Further more, we tested HLS IP with Video Processing Subsystem (VPSS) IP, where we fed HLS IP stream to VPSS IP. We found same thing there. There was also data incoming but VPSS was generating messy output as if there was no stream from HLS IP. We also tested the HLS IP by setting the IP parameters to generate black pixel data (all zeros). But the output from VPSS did not change.
From these test results, we are suspecting that there might be issue in HLS IP AXI4Stream data interface.

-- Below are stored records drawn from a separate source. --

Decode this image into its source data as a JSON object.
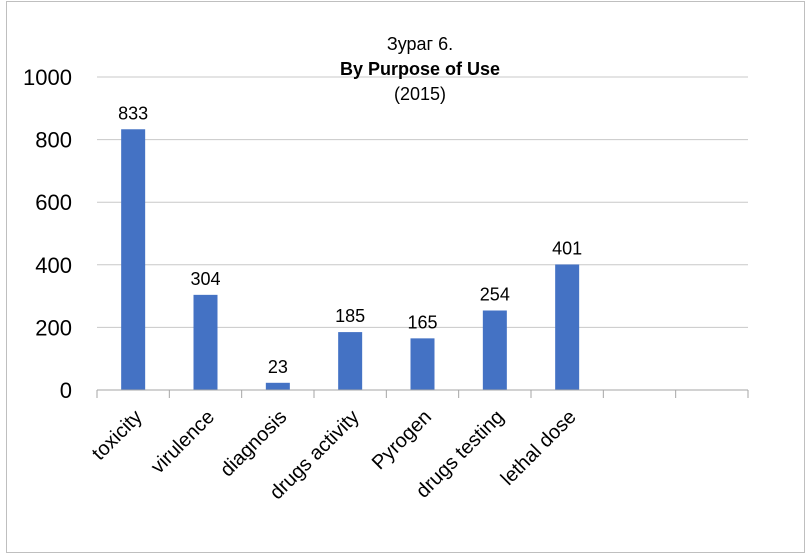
{
  "chart_data": {
    "type": "bar",
    "title_line1": "Зураг 6.",
    "title": "By Purpose of Use",
    "subtitle": "(2015)",
    "categories": [
      "toxicity",
      "virulence",
      "diagnosis",
      "drugs activity",
      "Pyrogen",
      "drugs testing",
      "lethal dose",
      "",
      ""
    ],
    "values": [
      833,
      304,
      23,
      185,
      165,
      254,
      401,
      null,
      null
    ],
    "ylim": [
      0,
      1000
    ],
    "yticks": [
      "0",
      "200",
      "400",
      "600",
      "800",
      "1000"
    ],
    "xlabel": "",
    "ylabel": "",
    "grid": true,
    "legend": "none",
    "bar_color": "#4472c4"
  }
}
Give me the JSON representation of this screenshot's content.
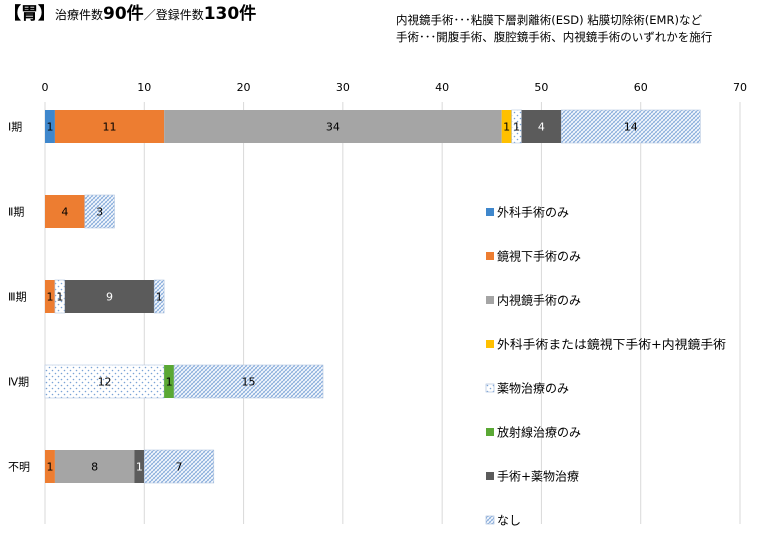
{
  "title": {
    "bracket_open": "【",
    "organ": "胃",
    "bracket_close": "】",
    "treated_label": "治療件数",
    "treated_value": "90件",
    "sep": "／",
    "registered_label": "登録件数",
    "registered_value": "130件"
  },
  "notes": {
    "line1": "内視鏡手術･･･粘膜下層剥離術(ESD) 粘膜切除術(EMR)など",
    "line2": "手術･･･開腹手術、腹腔鏡手術、内視鏡手術のいずれかを施行"
  },
  "chart_data": {
    "type": "bar",
    "orientation": "horizontal",
    "stacked": true,
    "categories": [
      "Ⅰ期",
      "Ⅱ期",
      "Ⅲ期",
      "Ⅳ期",
      "不明"
    ],
    "xlim": [
      0,
      70
    ],
    "xticks": [
      0,
      10,
      20,
      30,
      40,
      50,
      60,
      70
    ],
    "grid": "vertical",
    "legend_position": "right",
    "series": [
      {
        "name": "外科手術のみ",
        "color": "#3f87cc",
        "pattern": "solid",
        "values": [
          1,
          0,
          0,
          0,
          0
        ]
      },
      {
        "name": "鏡視下手術のみ",
        "color": "#ed7d31",
        "pattern": "solid",
        "values": [
          11,
          4,
          1,
          0,
          1
        ]
      },
      {
        "name": "内視鏡手術のみ",
        "color": "#a5a5a5",
        "pattern": "solid",
        "values": [
          34,
          0,
          0,
          0,
          8
        ]
      },
      {
        "name": "外科手術または鏡視下手術+内視鏡手術",
        "color": "#ffc000",
        "pattern": "solid",
        "values": [
          1,
          0,
          0,
          0,
          0
        ]
      },
      {
        "name": "薬物治療のみ",
        "color": "#ffffff",
        "pattern": "dots",
        "values": [
          1,
          0,
          1,
          12,
          0
        ]
      },
      {
        "name": "放射線治療のみ",
        "color": "#5aa834",
        "pattern": "solid",
        "values": [
          0,
          0,
          0,
          1,
          0
        ]
      },
      {
        "name": "手術+薬物治療",
        "color": "#5b5b5b",
        "pattern": "solid",
        "values": [
          4,
          0,
          9,
          0,
          1
        ]
      },
      {
        "name": "なし",
        "color": "#ffffff",
        "pattern": "hatch",
        "values": [
          14,
          3,
          1,
          15,
          7
        ]
      }
    ]
  }
}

@reaiken , could you also generate HLS IP of your code and test it? This is only for testing purpose on your side.

Thanks,

 

ILA status waveform:

image.png

0 Kudos
Highlighted
Participant
Participant
241 Views
Registered: ‎05-28-2020

Hello Everyone,

We have now solved this issue ourselves.
While going through ILA waveform of HLS IP, we especially did inspection of TUSER and TLAST signal states. We found the TLAST signal was not changing its state. It was LOW every time while there was still data coming from HLS IP. We also studied AXI4Stream Protocol. And finally, we found the fact that the issue was due to lack of Packet Boundary. Because of this, downstream IP was not able to detect actual data packet.
We then turned to check our HLS IP code. There was little problematic for asserting TLAST signal. We corrected it and then generated IP again. Then, it started working.
We must not forget to thank you all for helping directly or indirectly to figure out our issue. And finally, many thanks for joining and sharing the knowledge in this forum conversation.